在mapper中，仅仅继承Mapper类，编写map方法即可。

public class GenFileChecksumMapper extends Mapper<LongWritable, Text, Text, Text> {

    public static Configuration conf;
    static {
        conf = HDFSUtils.getConf();
    }

    @Override
    public void map(LongWritable key, Text value, Context context) throws IOException, InterruptedException {
        String[] v = convertToHdfsPath(value.toString()); // 转成hdfs路径
        //保证value是 分区\t库\t表的格式
        if(v.length < 3){
            return;
        }
        Path path;
        final FileSystem fs;

        try{
            path = new Path(v[0]);
            fs = path.getFileSystem(conf);  //通过path schema来获得fs
        }catch (Exception e){
            e.printStackTrace();
            return;
        }
        List<Entity> files = Lists.newArrayList();
        if(fs.exists(path)) {
            RemoteIterator<LocatedFileStatus> it = fs.listFiles(path, true); // 列出所有文件
            while (it.hasNext()){
                files.add(new Entity(fs.resolvePath(it.next().getPath()),
                        v[1], v[2])); //获得真实的schema
            }
        }
        // 每个目录的平均值为40，默认给两个线程运行。
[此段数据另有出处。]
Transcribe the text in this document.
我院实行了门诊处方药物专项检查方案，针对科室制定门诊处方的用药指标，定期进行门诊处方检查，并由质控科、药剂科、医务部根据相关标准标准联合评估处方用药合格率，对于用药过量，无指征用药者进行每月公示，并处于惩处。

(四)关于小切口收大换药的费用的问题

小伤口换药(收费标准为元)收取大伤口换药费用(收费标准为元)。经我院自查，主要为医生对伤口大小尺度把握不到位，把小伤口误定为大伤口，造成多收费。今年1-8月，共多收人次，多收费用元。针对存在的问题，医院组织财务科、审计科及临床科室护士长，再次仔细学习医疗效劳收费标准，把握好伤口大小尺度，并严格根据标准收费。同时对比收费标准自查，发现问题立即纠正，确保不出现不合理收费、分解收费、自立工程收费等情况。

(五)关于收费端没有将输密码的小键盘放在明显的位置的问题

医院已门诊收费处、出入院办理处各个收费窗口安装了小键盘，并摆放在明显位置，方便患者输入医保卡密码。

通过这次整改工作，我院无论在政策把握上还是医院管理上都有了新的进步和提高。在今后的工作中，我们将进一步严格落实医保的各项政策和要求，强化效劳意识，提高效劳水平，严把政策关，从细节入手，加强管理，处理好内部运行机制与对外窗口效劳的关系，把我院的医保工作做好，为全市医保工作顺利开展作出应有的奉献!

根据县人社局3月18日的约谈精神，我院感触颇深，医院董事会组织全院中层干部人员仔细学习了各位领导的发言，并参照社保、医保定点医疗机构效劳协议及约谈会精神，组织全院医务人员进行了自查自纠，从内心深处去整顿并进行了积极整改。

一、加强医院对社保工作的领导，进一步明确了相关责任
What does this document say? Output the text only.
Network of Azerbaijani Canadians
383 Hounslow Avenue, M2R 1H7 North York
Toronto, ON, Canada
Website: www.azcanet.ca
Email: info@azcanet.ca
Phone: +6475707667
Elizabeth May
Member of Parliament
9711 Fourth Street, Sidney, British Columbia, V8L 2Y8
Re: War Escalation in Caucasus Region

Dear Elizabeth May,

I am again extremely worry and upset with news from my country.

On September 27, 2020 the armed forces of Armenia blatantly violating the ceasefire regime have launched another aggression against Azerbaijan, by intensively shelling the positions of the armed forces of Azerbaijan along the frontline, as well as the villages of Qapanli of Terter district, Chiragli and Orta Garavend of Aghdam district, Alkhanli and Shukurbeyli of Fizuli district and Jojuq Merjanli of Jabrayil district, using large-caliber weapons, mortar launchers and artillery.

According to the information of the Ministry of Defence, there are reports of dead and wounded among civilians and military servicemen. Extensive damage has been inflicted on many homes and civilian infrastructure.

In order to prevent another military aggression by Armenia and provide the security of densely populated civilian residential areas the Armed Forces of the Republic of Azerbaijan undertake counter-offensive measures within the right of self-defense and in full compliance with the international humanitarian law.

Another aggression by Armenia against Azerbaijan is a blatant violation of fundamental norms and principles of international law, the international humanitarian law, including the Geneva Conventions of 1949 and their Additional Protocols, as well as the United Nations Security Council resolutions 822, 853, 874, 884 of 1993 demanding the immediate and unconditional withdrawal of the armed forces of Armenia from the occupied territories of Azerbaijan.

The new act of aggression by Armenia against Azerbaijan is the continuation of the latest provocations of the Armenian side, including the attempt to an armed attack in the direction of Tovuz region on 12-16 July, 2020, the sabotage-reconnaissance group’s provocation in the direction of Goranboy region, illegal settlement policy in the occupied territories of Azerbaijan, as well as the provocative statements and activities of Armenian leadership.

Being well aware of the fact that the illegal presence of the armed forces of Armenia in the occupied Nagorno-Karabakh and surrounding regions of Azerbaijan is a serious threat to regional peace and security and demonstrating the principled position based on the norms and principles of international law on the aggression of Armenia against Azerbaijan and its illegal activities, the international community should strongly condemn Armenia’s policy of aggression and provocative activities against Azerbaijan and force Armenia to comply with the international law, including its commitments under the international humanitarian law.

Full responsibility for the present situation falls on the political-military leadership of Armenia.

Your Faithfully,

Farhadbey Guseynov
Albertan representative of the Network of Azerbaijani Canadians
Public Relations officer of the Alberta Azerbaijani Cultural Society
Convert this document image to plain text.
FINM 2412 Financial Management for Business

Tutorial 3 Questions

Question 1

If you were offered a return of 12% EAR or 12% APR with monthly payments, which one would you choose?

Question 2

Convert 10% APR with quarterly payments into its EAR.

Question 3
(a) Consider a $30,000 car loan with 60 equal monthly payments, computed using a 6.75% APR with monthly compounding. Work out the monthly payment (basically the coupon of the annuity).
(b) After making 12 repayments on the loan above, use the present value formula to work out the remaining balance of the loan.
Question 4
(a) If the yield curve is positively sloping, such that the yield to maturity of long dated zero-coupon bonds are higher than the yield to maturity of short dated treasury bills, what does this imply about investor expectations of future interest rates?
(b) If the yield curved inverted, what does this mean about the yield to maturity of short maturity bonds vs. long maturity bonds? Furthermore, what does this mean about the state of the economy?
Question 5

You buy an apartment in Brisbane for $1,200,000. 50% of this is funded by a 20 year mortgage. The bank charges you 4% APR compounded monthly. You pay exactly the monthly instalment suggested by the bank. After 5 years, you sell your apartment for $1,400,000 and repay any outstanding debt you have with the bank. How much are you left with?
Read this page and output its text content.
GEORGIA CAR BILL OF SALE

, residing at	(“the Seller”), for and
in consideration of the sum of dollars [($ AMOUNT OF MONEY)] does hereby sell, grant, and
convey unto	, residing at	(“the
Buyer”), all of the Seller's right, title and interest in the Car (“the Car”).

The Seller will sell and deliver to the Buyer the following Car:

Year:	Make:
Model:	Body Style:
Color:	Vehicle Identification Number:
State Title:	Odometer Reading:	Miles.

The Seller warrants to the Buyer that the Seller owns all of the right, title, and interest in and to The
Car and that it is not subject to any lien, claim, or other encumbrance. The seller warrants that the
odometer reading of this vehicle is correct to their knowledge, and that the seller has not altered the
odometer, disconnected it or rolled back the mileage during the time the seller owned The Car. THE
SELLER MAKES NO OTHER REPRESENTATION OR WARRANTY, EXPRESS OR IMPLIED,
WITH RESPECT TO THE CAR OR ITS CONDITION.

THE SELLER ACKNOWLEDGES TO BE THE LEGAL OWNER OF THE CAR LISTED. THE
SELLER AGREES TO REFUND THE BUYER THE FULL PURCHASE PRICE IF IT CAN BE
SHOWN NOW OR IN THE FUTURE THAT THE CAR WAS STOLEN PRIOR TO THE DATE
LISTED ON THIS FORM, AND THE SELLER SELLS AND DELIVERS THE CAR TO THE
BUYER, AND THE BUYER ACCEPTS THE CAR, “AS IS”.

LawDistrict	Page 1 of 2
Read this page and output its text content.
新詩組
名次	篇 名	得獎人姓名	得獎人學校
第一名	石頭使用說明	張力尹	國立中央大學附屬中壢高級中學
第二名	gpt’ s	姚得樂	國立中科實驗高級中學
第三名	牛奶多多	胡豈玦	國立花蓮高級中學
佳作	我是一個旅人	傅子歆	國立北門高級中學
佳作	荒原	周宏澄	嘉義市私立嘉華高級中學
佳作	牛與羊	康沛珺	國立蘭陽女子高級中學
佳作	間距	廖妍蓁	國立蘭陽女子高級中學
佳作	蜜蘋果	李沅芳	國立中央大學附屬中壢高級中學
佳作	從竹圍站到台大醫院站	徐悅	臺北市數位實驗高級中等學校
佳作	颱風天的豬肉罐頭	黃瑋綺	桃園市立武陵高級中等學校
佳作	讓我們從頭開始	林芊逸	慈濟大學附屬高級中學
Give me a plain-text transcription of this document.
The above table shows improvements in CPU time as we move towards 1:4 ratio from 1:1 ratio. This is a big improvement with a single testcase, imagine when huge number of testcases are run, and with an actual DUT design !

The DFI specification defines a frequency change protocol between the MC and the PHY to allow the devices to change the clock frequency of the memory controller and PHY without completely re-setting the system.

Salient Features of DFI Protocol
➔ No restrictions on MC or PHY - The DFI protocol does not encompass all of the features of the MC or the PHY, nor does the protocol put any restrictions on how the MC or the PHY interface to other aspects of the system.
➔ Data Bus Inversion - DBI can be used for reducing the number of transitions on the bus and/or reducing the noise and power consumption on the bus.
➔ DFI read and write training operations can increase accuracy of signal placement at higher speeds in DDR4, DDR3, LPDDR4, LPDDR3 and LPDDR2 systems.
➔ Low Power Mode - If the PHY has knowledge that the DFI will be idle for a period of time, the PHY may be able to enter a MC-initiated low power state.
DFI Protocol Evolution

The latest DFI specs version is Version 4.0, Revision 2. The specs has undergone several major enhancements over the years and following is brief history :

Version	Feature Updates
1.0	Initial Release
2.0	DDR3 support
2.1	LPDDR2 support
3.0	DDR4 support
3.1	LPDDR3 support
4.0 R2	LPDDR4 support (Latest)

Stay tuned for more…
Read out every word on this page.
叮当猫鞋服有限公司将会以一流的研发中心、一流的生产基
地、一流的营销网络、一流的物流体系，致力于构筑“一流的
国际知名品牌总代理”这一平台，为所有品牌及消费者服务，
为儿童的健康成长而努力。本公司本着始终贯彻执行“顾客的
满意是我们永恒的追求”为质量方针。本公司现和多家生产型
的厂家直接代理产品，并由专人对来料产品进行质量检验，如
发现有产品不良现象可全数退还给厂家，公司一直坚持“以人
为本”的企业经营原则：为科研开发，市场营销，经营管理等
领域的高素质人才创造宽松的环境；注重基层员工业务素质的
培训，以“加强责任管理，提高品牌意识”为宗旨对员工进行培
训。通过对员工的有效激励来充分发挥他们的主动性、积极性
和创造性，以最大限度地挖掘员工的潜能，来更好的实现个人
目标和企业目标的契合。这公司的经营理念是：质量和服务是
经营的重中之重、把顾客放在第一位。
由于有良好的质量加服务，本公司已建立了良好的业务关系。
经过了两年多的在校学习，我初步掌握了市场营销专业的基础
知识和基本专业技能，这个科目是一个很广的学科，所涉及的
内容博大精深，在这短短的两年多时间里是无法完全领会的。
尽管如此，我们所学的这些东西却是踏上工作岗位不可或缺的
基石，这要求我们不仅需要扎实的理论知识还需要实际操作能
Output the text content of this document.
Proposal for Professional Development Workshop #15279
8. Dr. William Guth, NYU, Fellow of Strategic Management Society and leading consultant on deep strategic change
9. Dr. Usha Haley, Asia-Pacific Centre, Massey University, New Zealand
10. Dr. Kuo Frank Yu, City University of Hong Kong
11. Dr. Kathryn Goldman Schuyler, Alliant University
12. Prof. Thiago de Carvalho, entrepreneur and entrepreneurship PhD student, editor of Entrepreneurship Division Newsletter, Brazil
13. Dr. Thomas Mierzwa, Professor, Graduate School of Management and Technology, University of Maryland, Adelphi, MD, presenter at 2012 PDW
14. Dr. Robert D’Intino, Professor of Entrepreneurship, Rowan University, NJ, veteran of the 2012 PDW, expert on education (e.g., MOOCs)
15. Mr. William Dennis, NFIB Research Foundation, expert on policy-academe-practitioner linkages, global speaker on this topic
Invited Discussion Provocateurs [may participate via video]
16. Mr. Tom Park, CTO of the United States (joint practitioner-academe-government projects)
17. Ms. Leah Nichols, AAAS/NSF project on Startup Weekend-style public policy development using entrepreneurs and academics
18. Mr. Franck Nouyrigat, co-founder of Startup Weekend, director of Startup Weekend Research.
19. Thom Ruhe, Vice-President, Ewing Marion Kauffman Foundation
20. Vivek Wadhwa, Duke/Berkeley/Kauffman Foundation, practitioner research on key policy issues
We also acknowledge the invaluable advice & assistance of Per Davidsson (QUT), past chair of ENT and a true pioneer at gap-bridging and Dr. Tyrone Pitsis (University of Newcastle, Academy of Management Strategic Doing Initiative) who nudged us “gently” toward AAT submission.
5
动态控制线程数，线程数不能太大，否则rpc压力大
        int threadNum = 2;
        int size = files.size();
        if(size > 1000){ //有har文件的时候会非常大
            threadNum = 5;
        }else if(size > 100){
            threadNum = 3;
        }
        long start = System.currentTimeMillis();
        ExecutorService executor = Executors.newFixedThreadPool(threadNum);
        CompletableFuture[] futures = files.stream().map(f -> CompletableFuture.supplyAsync(() -> getFileChecksum(f.path), executor)
                .whenComplete((checksum, err) -> {
                    try {
                        if (checksum != null) {
                            String checktime = new SimpleDateFormat("yyyy-MM-dd HH:mm:ss").format(new Date());
                            context.write(new Text(f.path.toString()),
                                    new Text(checksum.toString()+ "\t"
                                            + checktime + "\t"
                                            + f.db + "\t"
                                            + f.tbl
                                    ));  //格式： path checksum time db tbl
                        }
                    } catch (IOException | InterruptedException e1) {
                        e1.printStackTrace();
                    }
                })).toArray(CompletableFuture[]::new);
        CompletableFuture.allOf(futures).join(); //等待完成
        executor.shutdown();

        long time = (System.currentTimeMillis() - start)/1000;
        if(size > 500 || time > 200){
            System.out.println("目录:" + v + ",file_list长度:" + size +",线程数:"+threadNum +
                    ",耗时："+ time + "s");
        }

    }

    private String[] convertToHdfsPath(String path){
        if(path.startsWith("har://")){
            return path.replace("har://", "").replaceAll(".har/.*?(?=\t)", ".har").split("\t");
        }
        return path.split("\t");
    }

    private FileChecksum getFileChecksum(Path path){
        try {
            //path可能会有difed变成真实的schema，所以不能用全局的fs
            FileSystem fileSystem = path.getFileSystem(conf);
            return fileSystem.getFileChecksum(path);
        } catch (IOException e) {
            e.printStackTrace();
        }
        return null;
    }

    class Entity{
        Path path;
        String db;
        String tbl;

        public Entity(Path path, String db, String tbl) {
            this.path = path;
            this.db = db;
            this.tbl = tbl;
        }
    }
}

2. reducer

public class GenFileChecksumReducer extends Reducer<Text, Text, Text, Text> {

    @Override
    protected void reduce(Text key, Iterable<Text> values, Context context) throws IOException, InterruptedException {
        // 鉴于har文件解析出的路径可能会出现多个相同的key即filePath，这里只取一个（第一个）checksum值即可
        if(!values.iterator().hasNext()){ return; }
        context.write(key, values.iterator().next());
    }
}

3. runner

在runner中，我们指定一些map和reduce的参数，并按ToolRunner的规范编写。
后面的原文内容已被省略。